I think it’s quite clear where her priorities lie.
In other news, I am now acquiring more material for my next sitcom; a follow-up or possibly a rewrite of ‘Waiting for Theo.’ This morning’s material went like this:
OH: You know about fully-automated luxury gay space communism, right?
OH: (shows me the phrase written down) It’s a thing
Me: But what thing?
OH: It’s basically Iain Banks
Me: Well that tells me nothing. What’s the gay bit about?
OH: It doesn’t mean anything really. It’s just put there because it’s a three-letter word
Me: Oh, for god’s sake! This is getting less clear by the minute!
OH: All right. Consider a lesbian automated checkout.
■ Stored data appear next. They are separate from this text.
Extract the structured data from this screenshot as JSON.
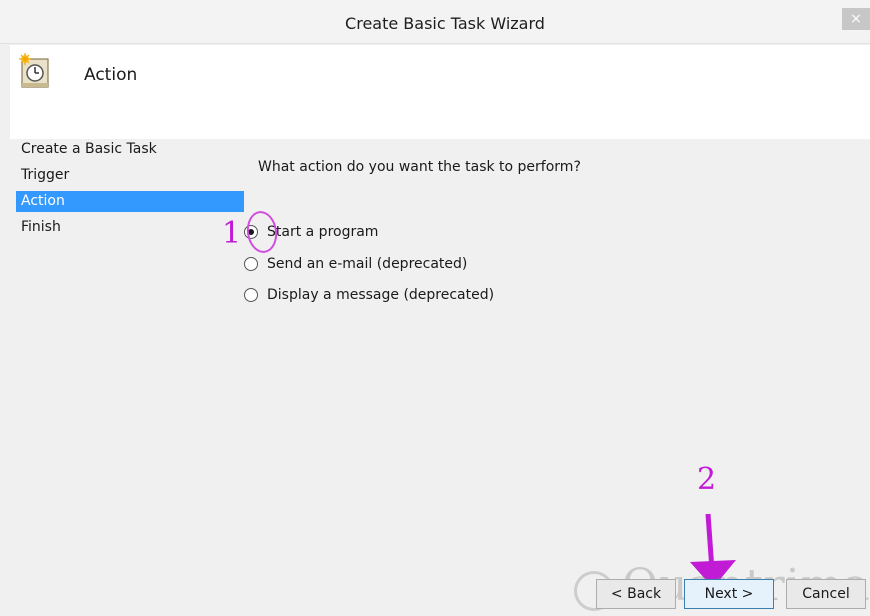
{
  "window": {
    "title": "Create Basic Task Wizard",
    "close_glyph": "×"
  },
  "header": {
    "title": "Action",
    "icon": "task-scheduler-icon"
  },
  "steps": [
    {
      "label": "Create a Basic Task"
    },
    {
      "label": "Trigger"
    },
    {
      "label": "Action"
    },
    {
      "label": "Finish"
    }
  ],
  "question": "What action do you want the task to perform?",
  "options": [
    {
      "label": "Start a program",
      "checked": true
    },
    {
      "label": "Send an e-mail (deprecated)",
      "checked": false
    },
    {
      "label": "Display a message (deprecated)",
      "checked": false
    }
  ],
  "buttons": {
    "back": "< Back",
    "next": "Next >",
    "cancel": "Cancel"
  },
  "annotations": {
    "step1": "1",
    "step2": "2",
    "color": "#c21bd6"
  },
  "watermark": "Quantrimang",
  "colors": {
    "selection": "#3399ff",
    "accent": "#c21bd6"
  }
}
OH: Have you considered it?
Me: No, but I’m writing THAT down.
And so on – in fact OH could legitimately say like Alan Bennett’s mother (The Lady in the Van), ‘by ‘eck, I’ve given you some script!’ OH really has given me some script too; stuff you couldn’t make up if you sat at your desk for a thousand years – which by coincidence is about how long ago I invented two characters called Ladimir and Oestrogen (a rather clever pun on Vladimir and Estragon, or so I thought). Here are a couple of examples:
Ladimir: God! Three degrees in Edinburgh!
L: Three degrees!
O: What – temperature?
L: Of course, temperature! What else?
O: Oh, nothing
L: It’s so foggy
L: You can’t see your hand in front of your face!
O: Wow! So I guess they’ll be singing when will I see you again?
Ladimir: Here you are! I’ve been looking for you
Oestrogen: Here I am
L: what’s this then?
O: It’s my putting shed
L: Your putting shed?
L: Not a potting shed?
O: Do you see any pots?
L: OK then. Is it for golf clubs?
L: Well, what is it for then?
O: It’s for putting things in.
L: Oh, I see. How foolish of me not to realise we were in a written conversation.
L: In Fortran it was ‘right’ and in Basic it was ‘print’
L: Fortran was hard. Everyone learnt Basic
O: Even I learnt a bit of Basic
O: On my computer programming for morons course
L: Was it really called that?
L: Well, they have ‘Computer Programming for Idiots’ and ‘Internet for Dummies’
O: Well it wasn’t.
L: You’ll know all about the ‘go to’ problem then?
O: Go to? There’s a problem with ‘go to’? It was the only bloody thing I understood!
L: It didn’t have an equivalent ‘come from’ function.
O: Oh, I see. So it wasn’t quite finished.
O: You might say it was antiquated
L: I guess
O: Even Shakespearian?
O: “Go to, my Lord”. You know, that sort of thing.
And so on… I think our real conversations are better.